Only those who were there know what it was really like behind the scenes of the shows, but it seems like a frequent infusion of newer, younger writers might have been the missing ingredient. In a franchise like Star Trek, even the "worst" episode is a fan's favorite. The shows Berman and company produced all had their merits and kept the franchise alive in the minds of fans forty-plus years after Star Trek: The Original Series went off-the-air. More writers and producers would've helped take some of the load off Berman, Braga and other showrunners of the era like Jeri Taylor, Manny Coto or Ira Steven Behr. It also might have brought new and challenging perspectives into the storytelling, keeping the franchise fresh.
The Audience Couldn't Imagine a World Without 'New' Star Trek
With only 79 episodes, The Original Series' success on syndication broke with the conventional wisdom that said a minimum of 100 episodes were needed. The show was on multiple channels in the late 1970s and early 1980s, becoming the top-rated syndicated series at the time. This is why Roddenberry, Berman and the rest were able to sell the new shows directly into syndication. From 1987 through 2005, Star Trek fans did not live in a world where there weren't at least two series on at the same time. The Next Generation and Deep Space Nine didn't leave syndication either, merely going to other stations as The Original Series did. Star Trek was so ubiquitous that fans thought they could skip Voyager or Enterprise and pick up the franchise on the next series.

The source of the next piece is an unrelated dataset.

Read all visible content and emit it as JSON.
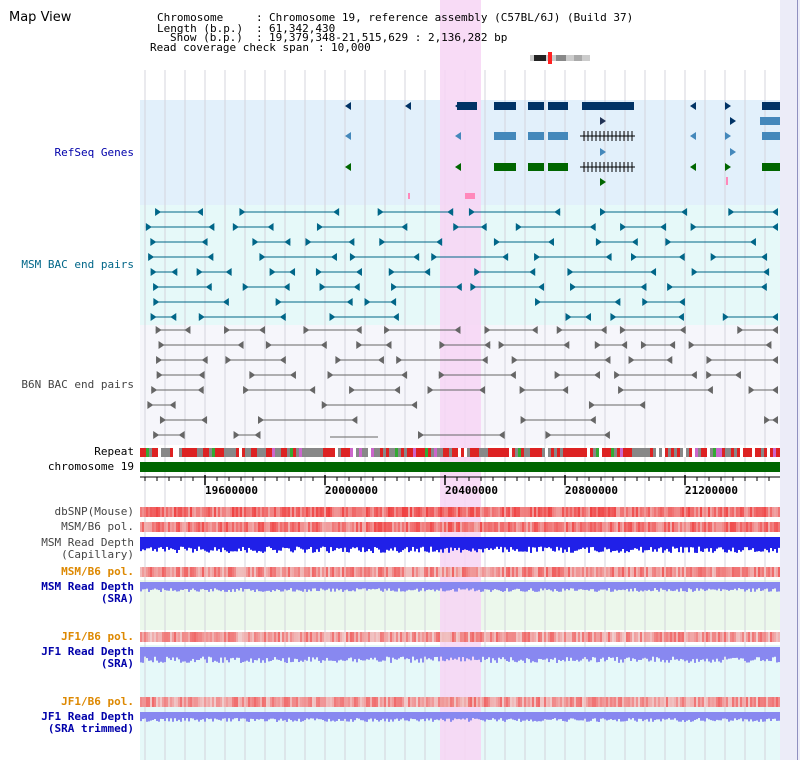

Star Trek: Discovery and Picard Season 1 debuted with a new approach to how stories work in this universe. Some fans who went a decade without new Star Trek TV balked at the new approach. After years of beating him up on message boards and early social media, they yearned for a slice of Berman-era storytelling. Strange New Worlds, along with Prodigy, Lower Decks and Discovery, don't run the risk of "fatigue" because each show is a different kind of story aimed at different audiences. Star Trek should never be just one thing.